No, not at all because they’re entirely different. I don’t want to sound judgmental but some people say, “Oh, cancer,” like it’s an adjective, like a character trait. Like, “You play people with cancer.” But you know, millions of people are affected with the disease and they’re incredibly different people, so I was attracted to who the person was. She was different than whom I’ve been asked to play in the past. I didn’t really think about it.
A lot of people did not like the finale when it aired. Have you seen a shift in people’s reactions to it in the years since?
Gosh. I’m sort of blissfully unaware because I’m not on any social media so I don’t really know. Most of the time, people stop me on the street and say, “I’m so sorry your character passed away.” But I don’t sense any anger, or at least I don’t seem to. I know it was a polarizing finale, so I don’t know.
Is it weird for you to have strangers tell you, “I’m sorry your character died”?
That reaction is almost an honor, because it means people cared. It’s a huge compliment.
In addition to Fargo, you also recently appeared in Lazarus. What were your experiences like working with David Bowie?
You couldn’t have met like a kinder, more generous, more charismatic person. He was incredibly supportive, and every interaction I had with him was beyond blissful. He was a really incredible human being.
You leaped around the stage in high heels. How did you manage that night after night?

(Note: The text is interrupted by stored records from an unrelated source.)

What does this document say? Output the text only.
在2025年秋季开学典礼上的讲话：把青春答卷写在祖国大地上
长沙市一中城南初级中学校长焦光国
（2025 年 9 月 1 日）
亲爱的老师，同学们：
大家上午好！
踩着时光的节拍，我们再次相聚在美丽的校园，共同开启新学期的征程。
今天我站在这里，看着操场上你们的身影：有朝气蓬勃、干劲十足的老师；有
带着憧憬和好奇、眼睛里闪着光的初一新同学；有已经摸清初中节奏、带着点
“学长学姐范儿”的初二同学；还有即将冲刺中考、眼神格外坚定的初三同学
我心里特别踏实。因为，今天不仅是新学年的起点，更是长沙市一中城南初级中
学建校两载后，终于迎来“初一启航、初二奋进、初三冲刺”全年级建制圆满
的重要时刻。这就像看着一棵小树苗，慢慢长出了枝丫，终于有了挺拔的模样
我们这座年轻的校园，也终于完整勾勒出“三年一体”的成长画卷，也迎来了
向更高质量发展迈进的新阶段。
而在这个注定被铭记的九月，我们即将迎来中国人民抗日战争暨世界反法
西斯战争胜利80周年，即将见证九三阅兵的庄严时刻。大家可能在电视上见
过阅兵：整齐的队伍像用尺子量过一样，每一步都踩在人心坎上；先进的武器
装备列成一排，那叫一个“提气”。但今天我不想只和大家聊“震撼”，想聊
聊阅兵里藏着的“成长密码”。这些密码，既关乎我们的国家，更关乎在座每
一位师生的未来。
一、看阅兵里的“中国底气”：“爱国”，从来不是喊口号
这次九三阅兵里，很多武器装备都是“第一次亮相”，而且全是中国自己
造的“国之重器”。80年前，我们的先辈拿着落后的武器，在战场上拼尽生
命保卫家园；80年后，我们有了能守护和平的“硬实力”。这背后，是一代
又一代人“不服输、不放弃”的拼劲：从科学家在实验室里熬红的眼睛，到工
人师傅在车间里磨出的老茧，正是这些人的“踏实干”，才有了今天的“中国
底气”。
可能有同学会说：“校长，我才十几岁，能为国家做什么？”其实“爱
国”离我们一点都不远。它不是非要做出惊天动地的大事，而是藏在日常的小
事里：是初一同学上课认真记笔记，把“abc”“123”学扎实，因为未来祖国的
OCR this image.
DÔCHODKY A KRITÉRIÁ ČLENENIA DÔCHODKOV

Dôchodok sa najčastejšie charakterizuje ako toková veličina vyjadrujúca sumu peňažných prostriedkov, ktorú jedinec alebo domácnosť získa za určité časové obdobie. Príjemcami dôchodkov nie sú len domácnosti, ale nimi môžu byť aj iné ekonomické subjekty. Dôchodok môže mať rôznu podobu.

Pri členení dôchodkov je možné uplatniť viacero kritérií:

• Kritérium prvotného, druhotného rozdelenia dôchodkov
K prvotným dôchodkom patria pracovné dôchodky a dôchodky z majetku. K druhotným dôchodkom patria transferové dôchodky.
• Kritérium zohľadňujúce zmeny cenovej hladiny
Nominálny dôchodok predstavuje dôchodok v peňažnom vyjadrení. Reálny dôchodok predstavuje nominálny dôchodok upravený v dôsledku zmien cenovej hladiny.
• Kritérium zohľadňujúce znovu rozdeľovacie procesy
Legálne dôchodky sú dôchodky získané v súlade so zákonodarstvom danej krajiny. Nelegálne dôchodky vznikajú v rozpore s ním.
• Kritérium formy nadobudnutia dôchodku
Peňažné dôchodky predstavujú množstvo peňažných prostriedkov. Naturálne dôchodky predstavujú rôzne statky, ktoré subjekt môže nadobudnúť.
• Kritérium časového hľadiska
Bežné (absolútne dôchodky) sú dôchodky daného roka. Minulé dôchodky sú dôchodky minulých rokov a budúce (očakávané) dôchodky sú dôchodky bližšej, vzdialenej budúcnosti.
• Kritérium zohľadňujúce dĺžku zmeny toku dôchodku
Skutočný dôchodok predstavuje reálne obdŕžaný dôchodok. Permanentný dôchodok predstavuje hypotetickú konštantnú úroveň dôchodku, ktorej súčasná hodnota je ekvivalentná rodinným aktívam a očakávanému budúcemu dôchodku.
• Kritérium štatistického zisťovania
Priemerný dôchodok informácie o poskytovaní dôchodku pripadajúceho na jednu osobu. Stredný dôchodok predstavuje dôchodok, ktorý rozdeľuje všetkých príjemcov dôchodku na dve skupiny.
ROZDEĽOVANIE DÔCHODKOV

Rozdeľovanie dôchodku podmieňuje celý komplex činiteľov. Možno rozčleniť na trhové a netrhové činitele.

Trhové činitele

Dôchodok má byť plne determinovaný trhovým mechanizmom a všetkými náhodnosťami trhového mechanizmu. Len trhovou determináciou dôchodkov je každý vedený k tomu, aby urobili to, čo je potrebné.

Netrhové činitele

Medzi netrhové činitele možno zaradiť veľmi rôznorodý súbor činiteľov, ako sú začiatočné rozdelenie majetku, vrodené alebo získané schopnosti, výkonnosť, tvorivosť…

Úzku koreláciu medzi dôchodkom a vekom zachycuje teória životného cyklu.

[Laughs] I honestly don’t know. Those were eight-show weeks, and sometimes, because of the holidays, we did 11 shows. So I sort of limped out of that theater, bruised and battered. I almost made it through the entire run without an injury in those heels and like the second-to-last night I just ate absolute shit in them. I tripped and bit it [laughs]. I had a goose egg on my head for a while. It just went down a week ago and the show ended over a month ago.
None of the show was fake. I was getting tossed around. There was no flight choreography. It was all real. I felt like my back was on fire every day. Some parts of that show were fun, others were emotionally excruciating. But it was such an honor to be doing that show that it was easy to push through the pain. That’s what Tylenol is for anyway.
What was your favourite song that you sang?
Oh, “Changes,” hands down.
You sang that one with full force while fighting with your onstage spouse.
Yeah, right? I loved that moment. To sing that song – which is one of my favorite David Bowie songs of all time – and to do it in a way, rearranged by him, while tearing the room apart, it was just incredible.
David Bowie died during the production’s run. How did the cast handle that?
I’m reticent to talk about it. I think I’m still processing it.
You’ve had a unique career so far in that you’ve appeared almost equally in movies and television, as well as on stage. Do you feel theatre is finally getting the respect it deserves?
Well, it’s interesting to me because theatre is, on any given day, 10,000 times harder than film and television. And that’s not to say film or television can’t be hard or challenging; it’s emotional to do the same thing over and over and over. But in terms of stamina, there is nothing like an eight-show week to separate the men from the boys. And yet people still look at seeing theatre as a hobby or something. I still don’t quite understand America’s relationship with theatre.
But I think it’s getting better. Look at people’s reactions to Hamilton. I don’t know how that show’s cast does that show; that is a feat. But people still have like a weird reaction to theatre sometimes like it’s below film and television, and it’s like, no. This is the hardest stuff. On film and TV sets, they let you sit down. Theatre is like pushing a boulder up a hill each night. It’s a fun boulder, but it’s a boulder.